[R-sig-ME] Model specification help

Douglas Bates bates at stat.wisc.edu
Fri Mar 9 14:45:27 CET 2007


On 3/8/07, Andrew Perrin <clists at perrin.socsci.unc.edu> wrote:
> On Thu, 8 Mar 2007, elw at stderr.org wrote:
>
> >
> >> Thank you for this. I will return to it tomorrow and let you know how it
> >> goes. As for the machine it's running on: it's a dual-Xeon 2.8Ghz IBM
> >> eseries server with 6GB RAM, running debian Linux, kernel 2.6.18.  So the
> >> 3GB per-process memory limit applies. I also have access to a shared server
> >> with "twenty-four 1.05 GHz Ultra-Sparc III+ processors and 40 GB of main
> >> memory" running solaris, if that's better.
> >
> > Andrew,
> >
> > That gets you onto a 64-bit platform, beyond the 32-bit-Intel 4GB memory (3G
> > for user process, 1G for OS kernel) limit, and beyond a bunch of other data
> > size limits.  The memory bandwidth available to you on the Solaris machine is
> > also likely to be much more significant - something that you will find quite
> > pleasant for even some more trivial analyses.  :)
> >
> > Much better, certainly!  [And very much like what 'beefy' R code is most
> > frequently run on...]
> >
> > W.r.t. the eSeries server you're commonly running on now - if you can have
> > your systems people check to make sure that you have a PAE-enabled linux
> > kernel running, you might be able to muscle past the 3GB mark with a single R
> > process.... with some work.
> >
> > [If the machine can actually "see" all 6GB of memory, you probably have a PAE
> > kernel.]
> >
> > --e
> >
>
> Ironically enough, I *am* the systems people for the eSeries.... having
> been a unix sysadmin and perl programmer before cutting and running for
> social science :).. The kernel is PAE enabled, but that only helps with
> seeing 6G altogether, not over 3G for a single process. I toyed with the
> idea of whether I could break down the process into several threaded ones,
> but that's way above my head.
>
> (The Solaris cluster is university-run, though.)
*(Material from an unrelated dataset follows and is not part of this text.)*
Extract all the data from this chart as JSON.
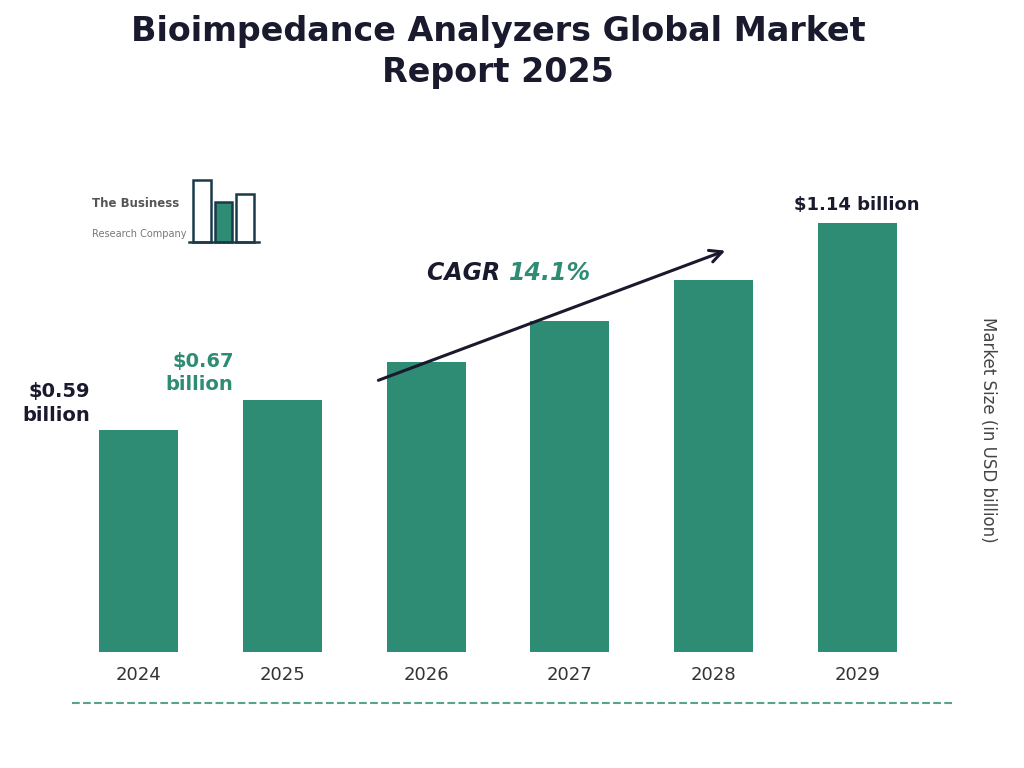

I haven't done a thorough analysis of the memory usage in lmer but I
can make some informed guesses as to where memory can be saved.  The
details of the implementation and the slots in the internal
representation of the model are given in the "Implementation" vignette
in the lme4 package.  At present there is only one small example shown
in there but I will add others.

For the model fitting process itself the largest object needed is the
symmetric sparse matrix in the A slot and the Cholesky factor of the
updated A*.  The dimension of that square matrix is the sum of the
sizes of the random effects vector and the fixed effects vector plus 1
(for the response).  Generally the Cholesky factor will be slightly
larger than the A but care is taken to make the Cholesky factor as
small as possible.

I enclose an example from fitting a model with two random effects per
student, one random effect per teacher and two random effects per
school to the star (Tennessee's Student-Teacher Achievement Ratio
study) data.  The dimension of the random effects will be 2*10732 +
1374 + 2 * 80 so that easily dominates the dimension of A.
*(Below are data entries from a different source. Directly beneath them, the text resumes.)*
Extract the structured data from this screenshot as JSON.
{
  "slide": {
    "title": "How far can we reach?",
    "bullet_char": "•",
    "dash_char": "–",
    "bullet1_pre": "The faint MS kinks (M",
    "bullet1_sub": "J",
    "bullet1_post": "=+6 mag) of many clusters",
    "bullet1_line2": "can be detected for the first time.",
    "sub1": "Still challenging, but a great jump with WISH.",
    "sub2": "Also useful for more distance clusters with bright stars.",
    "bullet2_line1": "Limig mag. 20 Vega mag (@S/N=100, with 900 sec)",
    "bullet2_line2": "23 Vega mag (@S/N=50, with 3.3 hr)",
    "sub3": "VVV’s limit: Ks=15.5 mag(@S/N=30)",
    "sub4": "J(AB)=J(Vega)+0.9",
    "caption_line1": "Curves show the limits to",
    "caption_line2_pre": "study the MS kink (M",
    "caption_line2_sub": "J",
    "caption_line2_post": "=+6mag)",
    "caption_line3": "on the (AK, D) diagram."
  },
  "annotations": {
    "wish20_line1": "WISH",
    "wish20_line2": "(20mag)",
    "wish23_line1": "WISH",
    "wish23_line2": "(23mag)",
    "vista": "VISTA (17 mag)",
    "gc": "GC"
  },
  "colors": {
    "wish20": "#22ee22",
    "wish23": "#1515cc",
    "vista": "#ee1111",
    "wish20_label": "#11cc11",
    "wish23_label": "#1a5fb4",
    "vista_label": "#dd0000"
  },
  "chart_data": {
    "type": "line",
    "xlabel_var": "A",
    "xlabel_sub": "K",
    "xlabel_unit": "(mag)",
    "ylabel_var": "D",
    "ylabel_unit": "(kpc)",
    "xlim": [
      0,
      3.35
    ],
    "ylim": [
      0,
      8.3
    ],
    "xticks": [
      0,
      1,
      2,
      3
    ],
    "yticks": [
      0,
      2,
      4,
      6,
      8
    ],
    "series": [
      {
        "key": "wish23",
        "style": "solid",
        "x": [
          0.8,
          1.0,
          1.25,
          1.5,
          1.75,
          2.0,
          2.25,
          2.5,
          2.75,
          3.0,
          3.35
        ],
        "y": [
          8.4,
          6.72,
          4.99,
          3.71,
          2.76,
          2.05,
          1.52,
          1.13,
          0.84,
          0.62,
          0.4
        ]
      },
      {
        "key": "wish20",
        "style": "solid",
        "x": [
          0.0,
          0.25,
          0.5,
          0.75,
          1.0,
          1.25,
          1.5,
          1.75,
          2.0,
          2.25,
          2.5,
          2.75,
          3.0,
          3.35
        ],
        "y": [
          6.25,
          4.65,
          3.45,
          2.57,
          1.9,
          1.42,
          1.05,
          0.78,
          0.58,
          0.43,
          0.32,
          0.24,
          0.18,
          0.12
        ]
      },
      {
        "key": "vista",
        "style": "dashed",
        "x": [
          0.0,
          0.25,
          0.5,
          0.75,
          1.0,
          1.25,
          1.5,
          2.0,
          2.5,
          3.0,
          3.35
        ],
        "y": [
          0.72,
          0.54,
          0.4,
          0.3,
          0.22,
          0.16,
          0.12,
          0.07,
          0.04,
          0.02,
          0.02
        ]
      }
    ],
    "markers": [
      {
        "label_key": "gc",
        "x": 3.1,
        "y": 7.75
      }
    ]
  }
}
In this case the sizes of the slots L, A, ZXyt and frame are
comparable.  However, if we strip things down to the bare essentials
we don't need ZXyt, frame, flist, offset and weights after the matrix
A has been constructed.

The dimension of the matrices L and A is dominated by the dimension of
the random effects vector.  The dimension of ZXyt, etc. involves the
number of observations.  This might be good news in your case in that
the sizes of the parts that must be preserved are dominated by the
number of students and not the number of grades recorded.